An AB test sample size calculator. Calculations come through basic SciPy.stats methods, the web app is built with Streamlit and hosted on Heroku.
See the app live here.
See also my AB test significance calculator.
These instructions will get you a copy of the project up and running on your local machine for development and testing purposes. See deployment for notes on how to deploy the project on a live system.
Clone/fork the repo onto your local machine.
It is then recommended to use a virtual environment to install the dependencies using the requirements.txt file.
pip install -r requirements.txt
With these installed, you simply need to run
streamlit run app.py
Alternatively, with Docker, use the following command and then navigate to localhost.
docker run -dp 80:8080 ryanfox212/samplesize
I utilised Streamit's Community Cloud service to host the app.
- Streamlit - The web application framework used and deployment service
- SciPy - For the statistical methods
- Seaborn - For vizualisations
The calculator asks for daily observations and conversions and the number of variants that you would like to test.
Optional inputs:
- business value
- significance level (1-alpha)
- statistical power
- maximum runtime
A notable exception from the possible inputs is minimum detectable effect that you hope to achieve through the change made. Instead, this sample size calculator outputs a range of MDEs based on how long you run the test.

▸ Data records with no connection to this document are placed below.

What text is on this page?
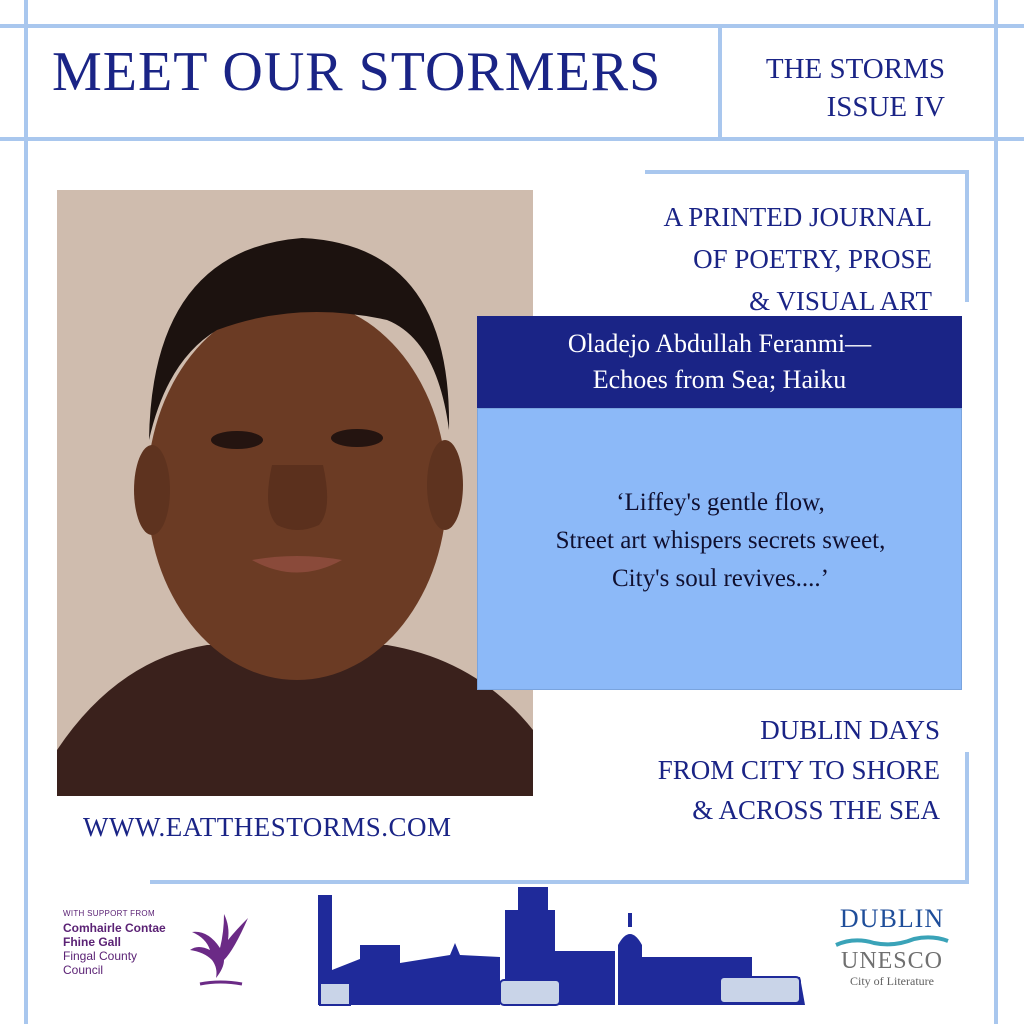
MEET OUR STORMERS	THE STORMS
ISSUE IV
A PRINTED JOURNAL
OF POETRY, PROSE
& VISUAL ART
Oladejo Abdullah Feranmi—
Echoes from Sea; Haiku
‘Liffey's gentle flow,
Street art whispers secrets sweet,
City's soul revives....’
DUBLIN DAYS
FROM CITY TO SHORE
& ACROSS THE SEA
WWW.EATTHESTORMS.COM
WITH SUPPORT FROM
Comhairle Contae
Fhine Gall
Fingal County
Council
DUBLIN
UNESCO
City of Literature
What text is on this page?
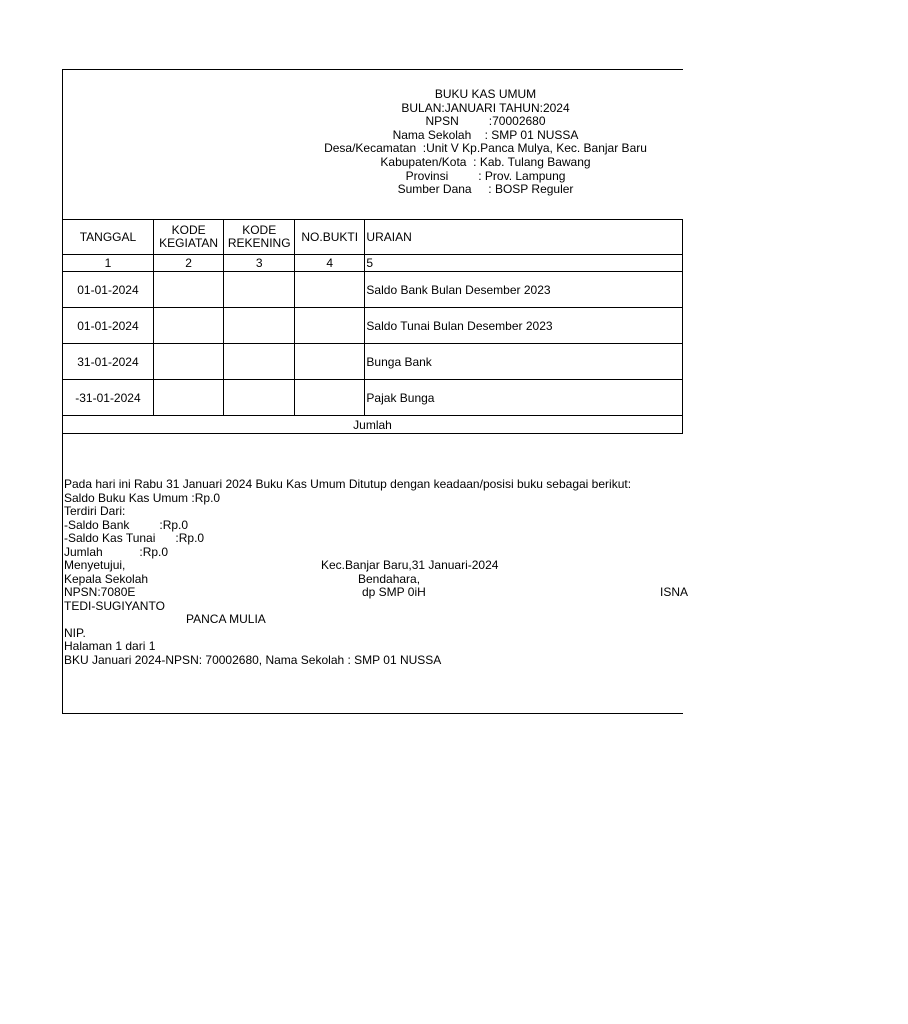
BUKU KAS UMUM
BULAN:JANUARI TAHUN:2024
NPSN         :70002680
Nama Sekolah    : SMP 01 NUSSA
Desa/Kecamatan  :Unit V Kp.Panca Mulya, Kec. Banjar Baru
Kabupaten/Kota  : Kab. Tulang Bawang
Provinsi         : Prov. Lampung
Sumber Dana     : BOSP Reguler
TANGGAL	KODE KEGIATAN	KODE REKENING	NO.BUKTI	URAIAN
1	2	3	4	5
01-01-2024				Saldo Bank Bulan Desember 2023
01-01-2024				Saldo Tunai Bulan Desember 2023
31-01-2024				Bunga Bank
-31-01-2024				Pajak Bunga
Jumlah				
Pada hari ini Rabu 31 Januari 2024 Buku Kas Umum Ditutup dengan keadaan/posisi buku sebagai berikut:
Saldo Buku Kas Umum :Rp.0
Terdiri Dari:
-Saldo Bank         :Rp.0
-Saldo Kas Tunai      :Rp.0
Jumlah           :Rp.0

Menyetujui,

	Kec.Banjar Baru,31 Januari-2024

Kepala Sekolah

	Bendahara,

NPSN:7080E

	dp SMP 0iH

	ISNA

TEDI-SUGIYANTO
PANCA MULIA
NIP.
Halaman 1 dari 1
BKU Januari 2024-NPSN: 70002680, Nama Sekolah : SMP 01 NUSSA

Personally, I have found this form of output more useful when scoping out tests to understand the level of precision that might be achieved.
The number of visitors I need in my test to achieve the required sample by itself does not tell me very much. It is this number relative to my traffic levels that gives me the information I need.
Adding the business value of a conversion helps to understand what is the potential benefit/risk behind the change.
This project is licensed under the MIT License - see the LICENSE file for details.